Patients and methods: We analyzed 8 consecutive cases of CCAD examined in the Ultrasound Laboratory of Neurology Clinic I from Tîrgu Mureş, Romania over a 3-year period. The mean age of the patients was 39.5±12.1 (min. 24, max. 60), the male/female ratio: 1.
Results: In 5 cases the diagnosis was established based on the ultrasound findings, in 2 cases was confirmed by angiography and in one case by MRI angiography. In 3 cases the CCAD occurred at the level of the proximal internal carotid artery (ICA), in 2 cases at distal ICA, in one case the common carotid artery, in 1-1 cases the proximal and distal part of the vertebral arteries.
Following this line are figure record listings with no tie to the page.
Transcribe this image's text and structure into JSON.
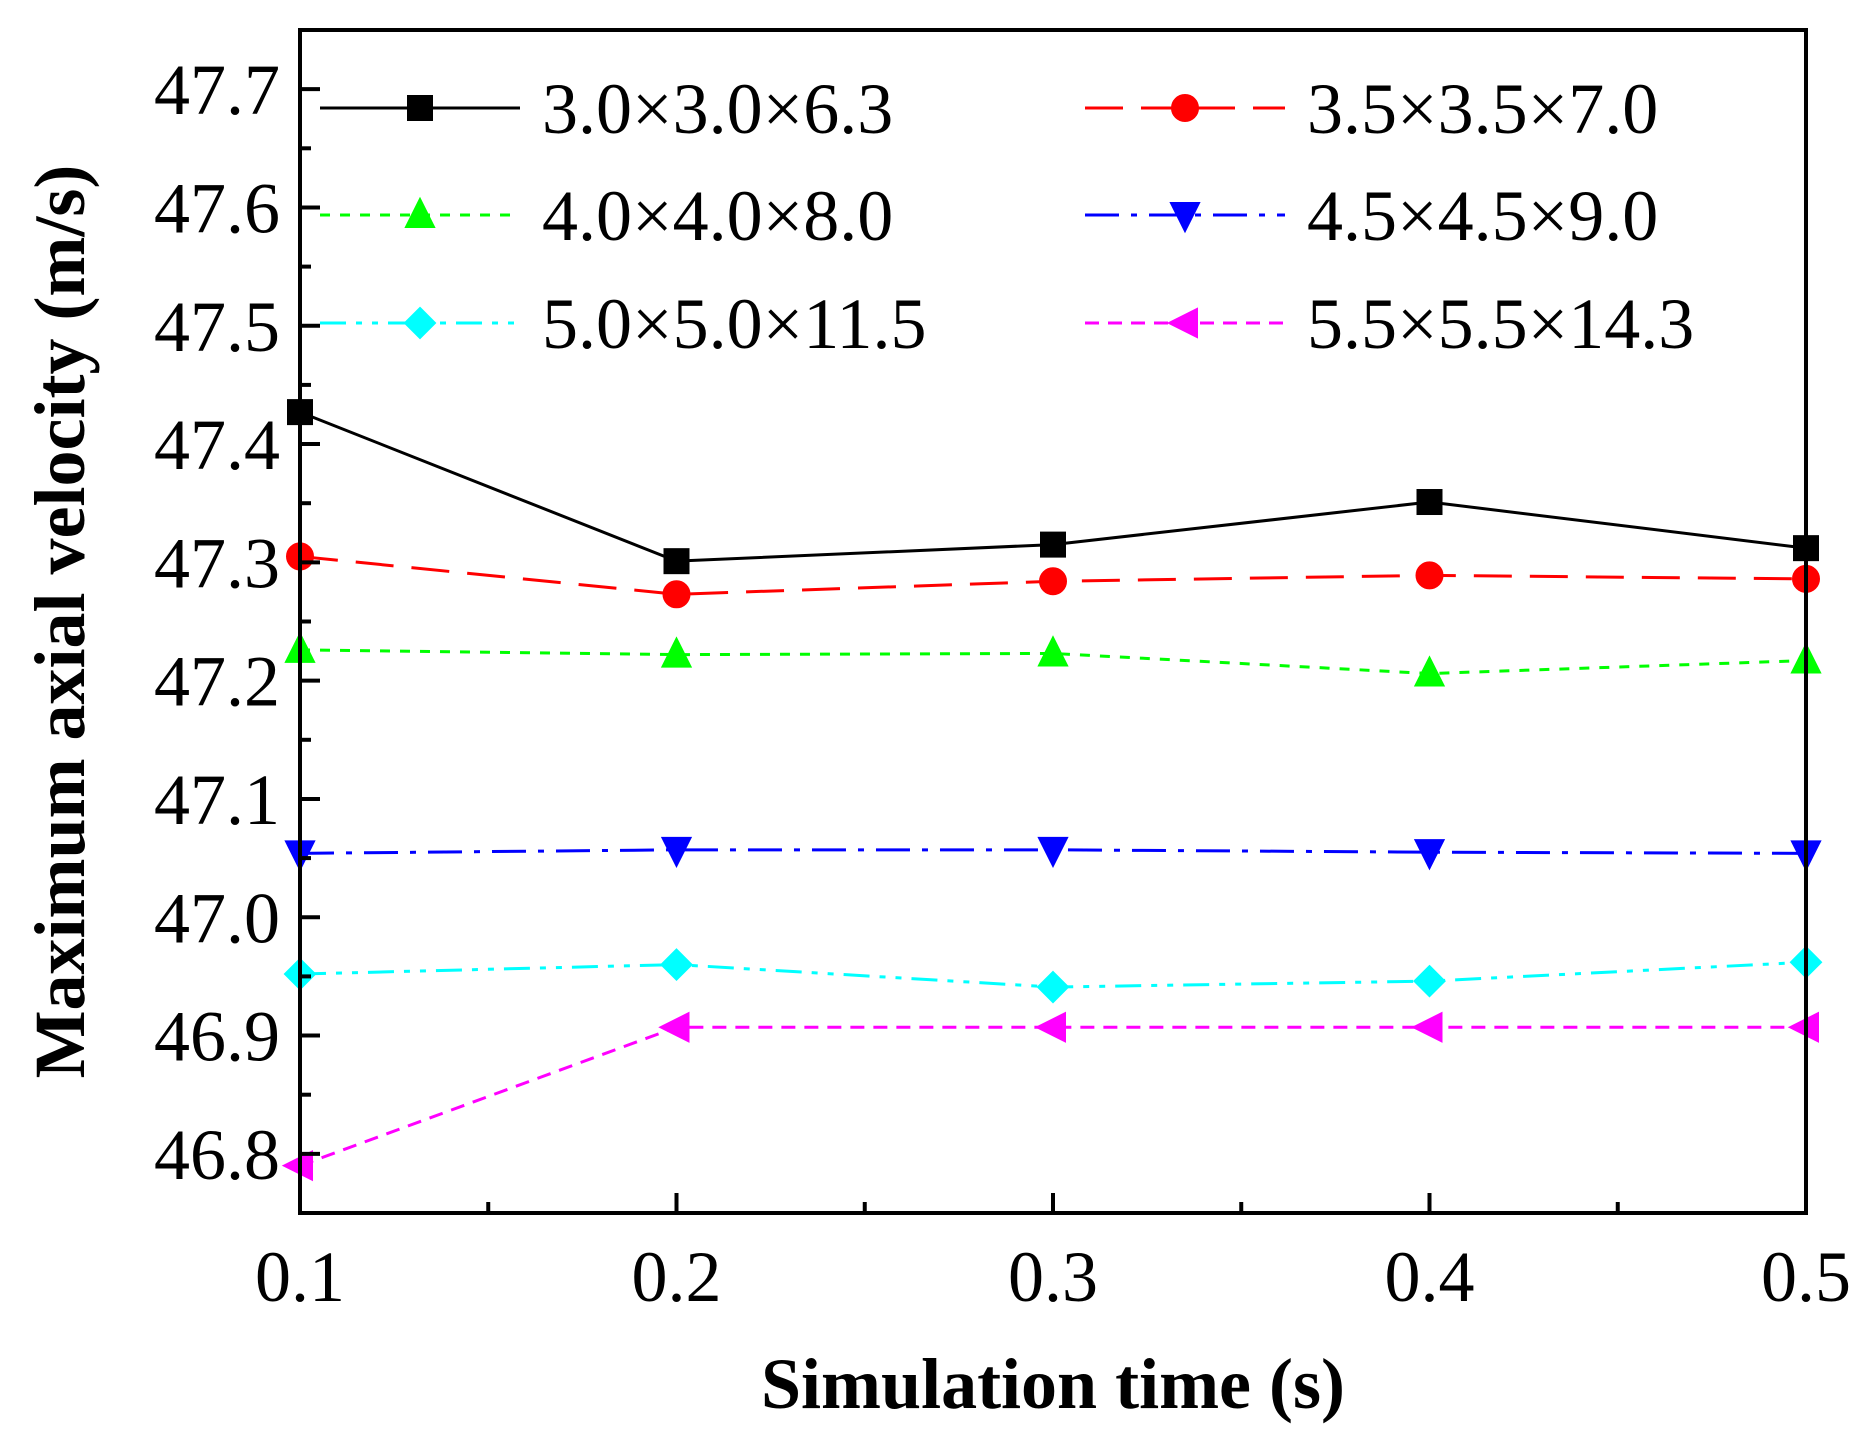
{
  "chart_data": {
    "type": "line",
    "title": "",
    "xlabel": "Simulation time (s)",
    "ylabel": "Maximum axial velocity (m/s)",
    "x": [
      0.1,
      0.2,
      0.3,
      0.4,
      0.5
    ],
    "x_tick_labels": [
      "0.1",
      "0.2",
      "0.3",
      "0.4",
      "0.5"
    ],
    "y_tick_labels": [
      "46.8",
      "46.9",
      "47.0",
      "47.1",
      "47.2",
      "47.3",
      "47.4",
      "47.5",
      "47.6",
      "47.7"
    ],
    "xlim": [
      0.1,
      0.5
    ],
    "ylim": [
      46.75,
      47.75
    ],
    "grid": false,
    "legend_position": "top",
    "series": [
      {
        "name": "3.0×3.0×6.3",
        "values": [
          47.427,
          47.301,
          47.315,
          47.351,
          47.312
        ],
        "color": "#000000",
        "marker": "square",
        "line_style": "solid"
      },
      {
        "name": "3.5×3.5×7.0",
        "values": [
          47.305,
          47.273,
          47.284,
          47.289,
          47.286
        ],
        "color": "#ff0000",
        "marker": "circle",
        "line_style": "dash"
      },
      {
        "name": "4.0×4.0×8.0",
        "values": [
          47.226,
          47.222,
          47.223,
          47.206,
          47.217
        ],
        "color": "#00ff00",
        "marker": "triangle-up",
        "line_style": "dot"
      },
      {
        "name": "4.5×4.5×9.0",
        "values": [
          47.054,
          47.057,
          47.057,
          47.055,
          47.054
        ],
        "color": "#0000ff",
        "marker": "triangle-down",
        "line_style": "dash-dot"
      },
      {
        "name": "5.0×5.0×11.5",
        "values": [
          46.952,
          46.96,
          46.941,
          46.946,
          46.962
        ],
        "color": "#00ffff",
        "marker": "diamond",
        "line_style": "dash-dot-dot"
      },
      {
        "name": "5.5×5.5×14.3",
        "values": [
          46.79,
          46.907,
          46.907,
          46.907,
          46.907
        ],
        "color": "#ff00ff",
        "marker": "triangle-left",
        "line_style": "short-dash"
      }
    ]
  }
}
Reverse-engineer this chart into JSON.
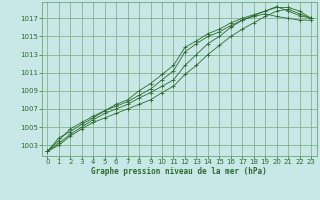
{
  "title": "Graphe pression niveau de la mer (hPa)",
  "background_color": "#c8e8e8",
  "grid_color": "#7aaa7a",
  "line_color": "#2d6a2d",
  "spine_color": "#5a9a5a",
  "xlim": [
    -0.5,
    23.5
  ],
  "ylim": [
    1001.8,
    1018.8
  ],
  "xticks": [
    0,
    1,
    2,
    3,
    4,
    5,
    6,
    7,
    8,
    9,
    10,
    11,
    12,
    13,
    14,
    15,
    16,
    17,
    18,
    19,
    20,
    21,
    22,
    23
  ],
  "yticks": [
    1003,
    1005,
    1007,
    1009,
    1011,
    1013,
    1015,
    1017
  ],
  "series": [
    [
      1002.3,
      1003.8,
      1004.5,
      1005.3,
      1006.0,
      1006.8,
      1007.3,
      1007.8,
      1008.5,
      1009.2,
      1010.2,
      1011.2,
      1013.3,
      1014.2,
      1015.0,
      1015.5,
      1016.2,
      1016.8,
      1017.2,
      1017.5,
      1017.2,
      1017.0,
      1016.8,
      1016.8
    ],
    [
      1002.3,
      1003.5,
      1004.8,
      1005.5,
      1006.2,
      1006.8,
      1007.5,
      1008.0,
      1009.0,
      1009.8,
      1010.8,
      1011.8,
      1013.8,
      1014.5,
      1015.3,
      1015.8,
      1016.5,
      1017.0,
      1017.4,
      1017.8,
      1018.3,
      1017.8,
      1017.3,
      1017.0
    ],
    [
      1002.3,
      1003.2,
      1004.2,
      1005.0,
      1005.8,
      1006.5,
      1007.0,
      1007.5,
      1008.2,
      1008.8,
      1009.5,
      1010.2,
      1011.8,
      1013.0,
      1014.2,
      1015.0,
      1016.0,
      1016.8,
      1017.3,
      1017.8,
      1018.2,
      1018.2,
      1017.8,
      1017.0
    ],
    [
      1002.3,
      1003.0,
      1004.0,
      1004.8,
      1005.5,
      1006.0,
      1006.5,
      1007.0,
      1007.5,
      1008.0,
      1008.8,
      1009.5,
      1010.8,
      1011.8,
      1013.0,
      1014.0,
      1015.0,
      1015.8,
      1016.5,
      1017.2,
      1017.8,
      1018.0,
      1017.5,
      1017.0
    ]
  ]
}
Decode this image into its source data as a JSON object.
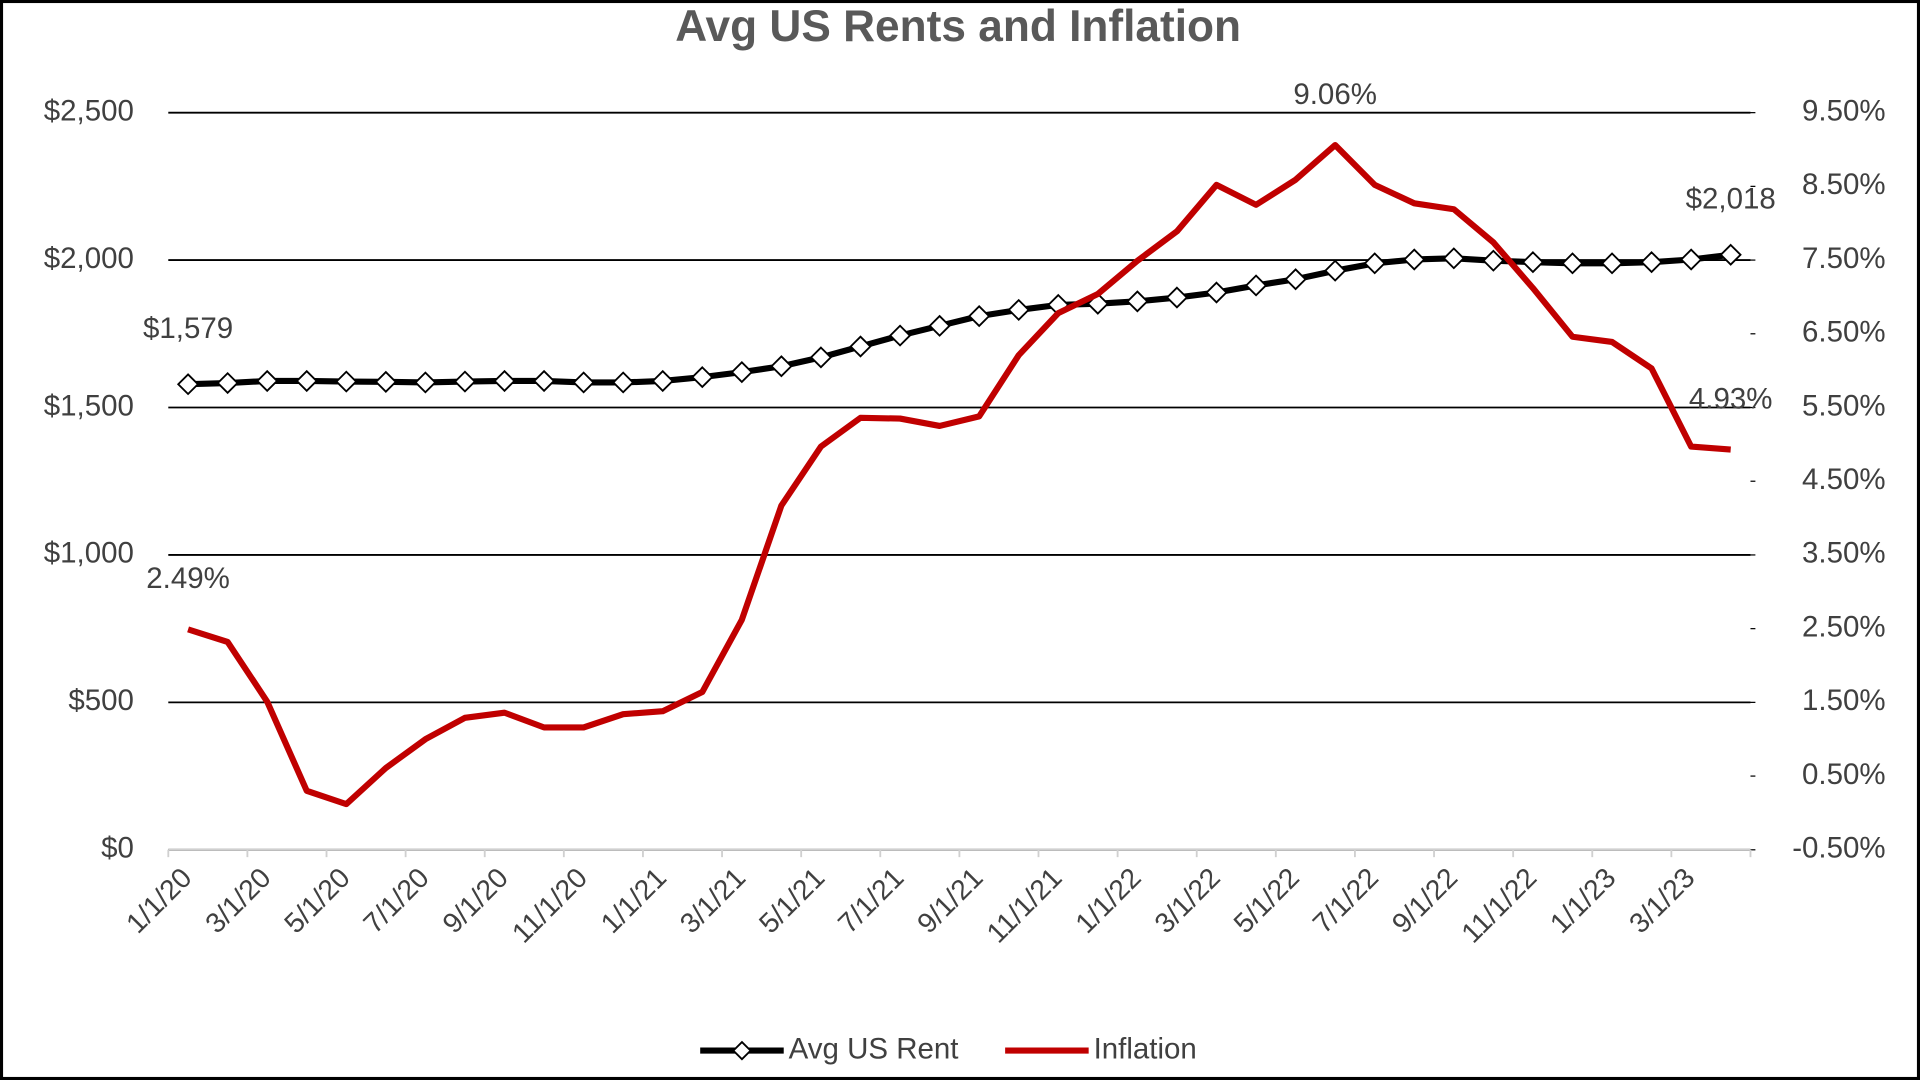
{
  "chart_data": {
    "type": "line",
    "title": "Avg US Rents and Inflation",
    "categories": [
      "1/1/20",
      null,
      "3/1/20",
      null,
      "5/1/20",
      null,
      "7/1/20",
      null,
      "9/1/20",
      null,
      "11/1/20",
      null,
      "1/1/21",
      null,
      "3/1/21",
      null,
      "5/1/21",
      null,
      "7/1/21",
      null,
      "9/1/21",
      null,
      "11/1/21",
      null,
      "1/1/22",
      null,
      "3/1/22",
      null,
      "5/1/22",
      null,
      "7/1/22",
      null,
      "9/1/22",
      null,
      "11/1/22",
      null,
      "1/1/23",
      null,
      "3/1/23",
      null
    ],
    "series": [
      {
        "name": "Avg US Rent",
        "color": "#000000",
        "axis": "y",
        "marker": "diamond",
        "values": [
          1579,
          1583,
          1590,
          1590,
          1588,
          1587,
          1585,
          1588,
          1590,
          1590,
          1585,
          1585,
          1590,
          1603,
          1620,
          1640,
          1670,
          1707,
          1744,
          1777,
          1810,
          1831,
          1848,
          1852,
          1860,
          1873,
          1890,
          1914,
          1935,
          1964,
          1989,
          2002,
          2006,
          1998,
          1993,
          1989,
          1989,
          1993,
          2002,
          2018
        ],
        "value_labels": [
          "$1,579",
          null,
          null,
          null,
          null,
          null,
          null,
          null,
          null,
          null,
          null,
          null,
          null,
          null,
          null,
          null,
          null,
          null,
          null,
          null,
          null,
          null,
          null,
          null,
          null,
          null,
          null,
          null,
          null,
          null,
          null,
          null,
          null,
          null,
          null,
          null,
          null,
          null,
          null,
          "$2,018"
        ]
      },
      {
        "name": "Inflation",
        "color": "#c00000",
        "axis": "y2",
        "values": [
          2.49,
          2.32,
          1.51,
          0.3,
          0.12,
          0.61,
          1.0,
          1.29,
          1.36,
          1.16,
          1.16,
          1.34,
          1.38,
          1.64,
          2.62,
          4.17,
          4.97,
          5.36,
          5.35,
          5.25,
          5.38,
          6.21,
          6.78,
          7.04,
          7.49,
          7.89,
          8.52,
          8.25,
          8.59,
          9.06,
          8.52,
          8.27,
          8.19,
          7.74,
          7.12,
          6.46,
          6.39,
          6.03,
          4.97,
          4.93
        ],
        "value_labels": [
          "2.49%",
          null,
          null,
          null,
          null,
          null,
          null,
          null,
          null,
          null,
          null,
          null,
          null,
          null,
          null,
          null,
          null,
          null,
          null,
          null,
          null,
          null,
          null,
          null,
          null,
          null,
          null,
          null,
          null,
          "9.06%",
          null,
          null,
          null,
          null,
          null,
          null,
          null,
          null,
          null,
          "4.93%"
        ]
      }
    ],
    "ylim": [
      0,
      2500
    ],
    "yticks": [
      {
        "value": 0,
        "label": "$0"
      },
      {
        "value": 500,
        "label": "$500"
      },
      {
        "value": 1000,
        "label": "$1,000"
      },
      {
        "value": 1500,
        "label": "$1,500"
      },
      {
        "value": 2000,
        "label": "$2,000"
      },
      {
        "value": 2500,
        "label": "$2,500"
      }
    ],
    "y2lim": [
      -0.5,
      9.5
    ],
    "y2ticks": [
      {
        "value": -0.5,
        "label": "-0.50%"
      },
      {
        "value": 0.5,
        "label": "0.50%"
      },
      {
        "value": 1.5,
        "label": "1.50%"
      },
      {
        "value": 2.5,
        "label": "2.50%"
      },
      {
        "value": 3.5,
        "label": "3.50%"
      },
      {
        "value": 4.5,
        "label": "4.50%"
      },
      {
        "value": 5.5,
        "label": "5.50%"
      },
      {
        "value": 6.5,
        "label": "6.50%"
      },
      {
        "value": 7.5,
        "label": "7.50%"
      },
      {
        "value": 8.5,
        "label": "8.50%"
      },
      {
        "value": 9.5,
        "label": "9.50%"
      }
    ],
    "grid": true,
    "legend": "bottom"
  }
}
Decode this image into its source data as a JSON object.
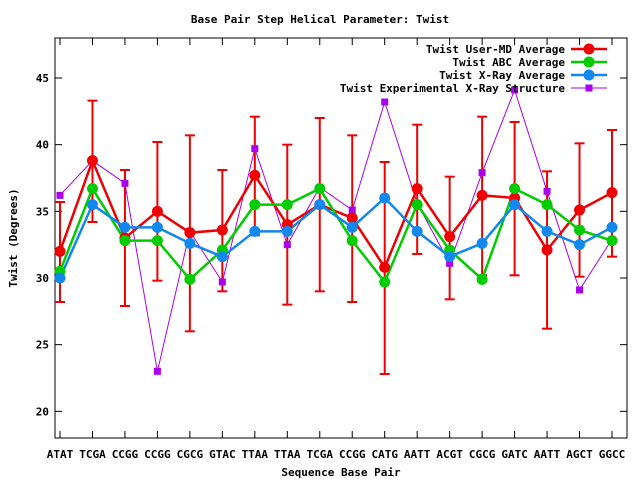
{
  "chart_data": {
    "type": "line",
    "title": "Base Pair Step Helical Parameter: Twist",
    "xlabel": "Sequence Base Pair",
    "ylabel": "Twist (Degrees)",
    "ylim": [
      18,
      48
    ],
    "yticks": [
      20,
      25,
      30,
      35,
      40,
      45
    ],
    "categories": [
      "ATAT",
      "TCGA",
      "CCGG",
      "CCGG",
      "CGCG",
      "GTAC",
      "TTAA",
      "TTAA",
      "TCGA",
      "CCGG",
      "CATG",
      "AATT",
      "ACGT",
      "CGCG",
      "GATC",
      "AATT",
      "AGCT",
      "GGCC"
    ],
    "grid": false,
    "legend_position": "top-right",
    "series": [
      {
        "name": "Twist User-MD Average",
        "color": "#ee0000",
        "marker": "circle",
        "values": [
          32.0,
          38.8,
          33.0,
          35.0,
          33.4,
          33.6,
          37.7,
          34.0,
          35.5,
          34.5,
          30.8,
          36.7,
          33.1,
          36.2,
          36.0,
          32.1,
          35.1,
          36.4
        ],
        "error_low": [
          28.2,
          34.2,
          27.9,
          29.8,
          26.0,
          29.0,
          33.2,
          28.0,
          29.0,
          28.2,
          22.8,
          31.8,
          28.4,
          30.2,
          30.2,
          26.2,
          30.1,
          31.6
        ],
        "error_high": [
          35.7,
          43.3,
          38.1,
          40.2,
          40.7,
          38.1,
          42.1,
          40.0,
          42.0,
          40.7,
          38.7,
          41.5,
          37.6,
          42.1,
          41.7,
          38.0,
          40.1,
          41.1
        ]
      },
      {
        "name": "Twist ABC Average",
        "color": "#00cc00",
        "marker": "circle",
        "values": [
          30.5,
          36.7,
          32.8,
          32.8,
          29.9,
          32.1,
          35.5,
          35.5,
          36.7,
          32.8,
          29.7,
          35.5,
          32.1,
          29.9,
          36.7,
          35.5,
          33.6,
          32.8
        ]
      },
      {
        "name": "Twist X-Ray Average",
        "color": "#1188ee",
        "marker": "circle",
        "values": [
          30.0,
          35.5,
          33.8,
          33.8,
          32.6,
          31.6,
          33.5,
          33.5,
          35.5,
          33.8,
          36.0,
          33.5,
          31.6,
          32.6,
          35.5,
          33.5,
          32.5,
          33.8
        ]
      },
      {
        "name": "Twist Experimental X-Ray Structure",
        "color": "#aa00ee",
        "marker": "square",
        "values": [
          36.2,
          38.8,
          37.1,
          23.0,
          33.5,
          29.7,
          39.7,
          32.5,
          36.8,
          35.1,
          43.2,
          35.6,
          31.1,
          37.9,
          44.1,
          36.5,
          29.1,
          32.9
        ]
      }
    ]
  }
}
The most frequent ultrasound finding suggestive for CCAD was the hypoechogenic wall haematoma (3 cases). The hyperechogenic intimal flap occurred in 2 cases, the classical double lumen only in one case. In three cases the ultrasound examination revealed only indirect signs of occlusion. In one case the ultrasound findings were not suggestive for ICA dissection, the diagnosis was confirmed based on the angiography findings.
Conclusions: Color duplex ultrasound examination is an important diagnostic method in the diagnosis of CCAD with good sensitivity and specificity. The most frequent ultrasound finding in CCAD is the hypoechogenic mural haematoma. In patients with suspected CAD and negative US, repeated US examinations and further diagnostic imaging, as angiography, MRI, MRI angiography must be performed.